Una de las bondades del festival Baja Prog de Mexicali, aparte de presenciar conciertos maravillosos de bandas progresivas de todo el orbe, era la posibilidad cierta de convivir durante una semana con una pléyade de músicos de alto nivel.
Esto era perfectamente dable, toda vez que la mayoría de los artistas se hospedaba en el Hotel Araiza, por los encuentros en pasillos, patios o en la propia piscina del lugar eran más que frecuentes.
También estaba la posibilidad de reuniones menos pomposas en casas de buenos amigos de Mexicali, quienes se juntaban cada año, cual “encuentro de compañeros de curso” para platicar de música y disfrutar de una espléndida parrilla estilo cachanilla.
Uno de esos puntos era la casa Raúl Díaz, un entrañable amigo local que cada año nos facilitaba su casa en Villa Nova, no tan lejos del Araiza, para la tradicional fiesta de recibimiento, junto a su familia y amigos.
En 2002, Raúl nos recibió junto a Ergo Sum, agrupación chilena de rock progresivo que, junto a Akinetón Retard, participarían en la versión del Baja Prog de aquel año.
Ahí nos reunimos con Alexandros Tefarikis, Sergio Menares, Sebastián Torrejón, Juan Daniel Ríos y Gonzalo Muga, junto a la ya conocida cofradía de amigos de Méxicali para disfrutar de unas buenas caguamas de cerveza y la infaltable barbacoa.
Por esas cosas de la vida, invitamos a Nik Turner, músico de la banda de culto del space rock Hawkwind, quien había asistido también al festival en calidad de público, aunque durante cada una las jornadas en el Teatro del Estado procedía a amenizar con su saxofón los interludios entre las presentaciones de cada banda.
Para quienes no estén tan familiarizados con la historia de Hawkwind, debo decir que se trata de una agrupación émbolo del sonido de rock espacial formada en Inglaterra, surgida a fines de los años 60’s.

De hecho, fue en 1967 cuando Turner conoció a Dave Brock (líder de la banda) y poco más tarde fue convocado para ser parte del grupo, en el cual destacó por aportar un sonido distintivo con su saxo, flauta y eventuales vocalizaciones, además de su rol de compositor en varios de sus temas clásicos, como es el caso del álbum “In Search of Space”, así como una basta carrera en solitario.
Turner permaneció en Hawkwind desde su formación, en 1969, hasta 1976, año en que fue expulsado.
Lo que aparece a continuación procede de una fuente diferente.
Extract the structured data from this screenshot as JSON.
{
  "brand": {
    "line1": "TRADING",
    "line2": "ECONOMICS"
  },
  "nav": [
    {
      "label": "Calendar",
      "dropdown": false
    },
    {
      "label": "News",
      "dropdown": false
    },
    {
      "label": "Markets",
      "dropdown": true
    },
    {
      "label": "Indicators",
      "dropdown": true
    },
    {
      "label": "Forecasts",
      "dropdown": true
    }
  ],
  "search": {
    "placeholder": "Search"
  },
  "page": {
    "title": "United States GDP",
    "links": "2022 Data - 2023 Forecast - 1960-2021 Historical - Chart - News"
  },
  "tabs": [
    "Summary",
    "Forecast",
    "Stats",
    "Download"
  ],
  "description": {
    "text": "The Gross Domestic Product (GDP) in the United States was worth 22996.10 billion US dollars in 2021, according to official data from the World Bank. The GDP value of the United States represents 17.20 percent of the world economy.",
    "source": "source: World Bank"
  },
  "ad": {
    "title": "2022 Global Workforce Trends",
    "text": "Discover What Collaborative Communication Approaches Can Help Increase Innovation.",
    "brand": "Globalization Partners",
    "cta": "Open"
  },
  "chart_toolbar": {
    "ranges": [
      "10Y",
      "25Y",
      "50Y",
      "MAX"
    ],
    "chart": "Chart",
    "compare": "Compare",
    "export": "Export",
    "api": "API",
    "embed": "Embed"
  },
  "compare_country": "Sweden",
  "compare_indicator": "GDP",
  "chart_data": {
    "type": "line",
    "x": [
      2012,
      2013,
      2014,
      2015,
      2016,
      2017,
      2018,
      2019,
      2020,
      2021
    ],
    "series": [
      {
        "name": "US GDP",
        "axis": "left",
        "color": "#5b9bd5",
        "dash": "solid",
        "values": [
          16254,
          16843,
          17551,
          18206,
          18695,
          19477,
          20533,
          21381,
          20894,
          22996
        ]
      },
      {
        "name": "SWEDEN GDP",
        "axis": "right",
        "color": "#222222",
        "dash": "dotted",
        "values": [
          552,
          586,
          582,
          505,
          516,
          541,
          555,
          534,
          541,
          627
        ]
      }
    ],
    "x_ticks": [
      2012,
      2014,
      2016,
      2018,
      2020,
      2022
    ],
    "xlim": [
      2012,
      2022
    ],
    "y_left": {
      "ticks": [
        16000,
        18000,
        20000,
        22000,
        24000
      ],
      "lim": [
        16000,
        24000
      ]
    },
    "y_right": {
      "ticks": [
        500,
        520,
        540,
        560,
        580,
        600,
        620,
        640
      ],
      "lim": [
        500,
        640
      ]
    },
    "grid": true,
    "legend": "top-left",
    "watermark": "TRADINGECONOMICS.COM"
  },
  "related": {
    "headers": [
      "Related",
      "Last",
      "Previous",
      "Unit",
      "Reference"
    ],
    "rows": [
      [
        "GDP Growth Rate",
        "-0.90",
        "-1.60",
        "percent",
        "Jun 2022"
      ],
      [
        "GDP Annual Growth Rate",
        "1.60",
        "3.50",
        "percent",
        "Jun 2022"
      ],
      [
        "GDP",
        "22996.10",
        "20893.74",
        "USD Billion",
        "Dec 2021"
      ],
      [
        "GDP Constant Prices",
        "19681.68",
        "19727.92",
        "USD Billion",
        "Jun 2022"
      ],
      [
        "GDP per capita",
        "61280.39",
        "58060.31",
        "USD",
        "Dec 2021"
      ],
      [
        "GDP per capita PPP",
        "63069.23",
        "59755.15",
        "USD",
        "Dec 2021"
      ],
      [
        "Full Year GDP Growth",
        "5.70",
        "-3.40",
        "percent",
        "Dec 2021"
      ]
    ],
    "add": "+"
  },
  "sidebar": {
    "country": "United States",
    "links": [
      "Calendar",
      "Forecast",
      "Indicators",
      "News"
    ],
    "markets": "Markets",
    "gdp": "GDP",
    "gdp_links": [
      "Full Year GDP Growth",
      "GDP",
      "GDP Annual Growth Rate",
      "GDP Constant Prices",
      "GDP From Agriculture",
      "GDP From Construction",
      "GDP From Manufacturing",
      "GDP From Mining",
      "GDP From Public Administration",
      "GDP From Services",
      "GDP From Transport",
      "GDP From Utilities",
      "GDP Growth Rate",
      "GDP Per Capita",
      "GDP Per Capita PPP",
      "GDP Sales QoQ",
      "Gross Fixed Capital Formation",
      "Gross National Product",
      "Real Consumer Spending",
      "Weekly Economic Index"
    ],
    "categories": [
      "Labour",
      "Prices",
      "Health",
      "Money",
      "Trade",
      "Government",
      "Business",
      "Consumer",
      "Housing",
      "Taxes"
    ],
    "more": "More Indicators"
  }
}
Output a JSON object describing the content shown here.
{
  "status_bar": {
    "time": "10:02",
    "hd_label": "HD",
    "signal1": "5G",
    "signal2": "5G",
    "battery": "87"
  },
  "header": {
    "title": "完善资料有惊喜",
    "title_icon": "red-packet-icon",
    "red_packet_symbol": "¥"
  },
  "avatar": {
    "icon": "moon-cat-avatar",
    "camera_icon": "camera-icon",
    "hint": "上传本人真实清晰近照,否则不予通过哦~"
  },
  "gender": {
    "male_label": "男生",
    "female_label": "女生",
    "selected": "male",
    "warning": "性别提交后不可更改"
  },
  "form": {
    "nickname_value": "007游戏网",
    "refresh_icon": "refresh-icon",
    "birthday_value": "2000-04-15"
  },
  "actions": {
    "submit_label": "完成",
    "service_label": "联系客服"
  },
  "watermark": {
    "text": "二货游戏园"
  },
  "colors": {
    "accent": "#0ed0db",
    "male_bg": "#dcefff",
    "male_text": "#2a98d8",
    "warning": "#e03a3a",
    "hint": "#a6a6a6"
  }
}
Sin embargo, participó de la época dorada de la banda inglesa, la misma que cobijó a otro reconocido músico de la escena rockera inglesa, como fue Lemmy Kilmister (el mismo que luego brillaría con luces propias en Motorhead).
Las conversaciones con Nik fueron siempre muy amigables. Era un tipo extremadamente simpático, siempre con una sonrisa amplia en su rostro y muy preocupado de las temáticas medioambientales. De hecho, recuerdo, que comentaba que algo que lo motivaba siempre a regresar a México era su deseo de presenciar el paso de las ballenas en las costas de Baja California.
El encuentro con Juan Daniel Ríos, el extrovertido flautista de Ergo Sum, resultó inevitable. En poco rato, ambos músicos se encontraban conversando de instrumentos y afinaciones, por lo que la “impro” o mejor dicho “palomazo” en casa de Villa Nova entre el sonido progresivo chileno y el space rock fluyó de manera mágica entre los aplausos y vítores de los asistentes.
De este memorable encuentro surgió luego la invitación a Turner para participar del show de Ergo Sum. Un pasaje poco recordado de la historia de esta colosal banda de rock progresivo chilena.
Nik Turner murió el 10 de noviembre de 2022, a la edad de 82 años.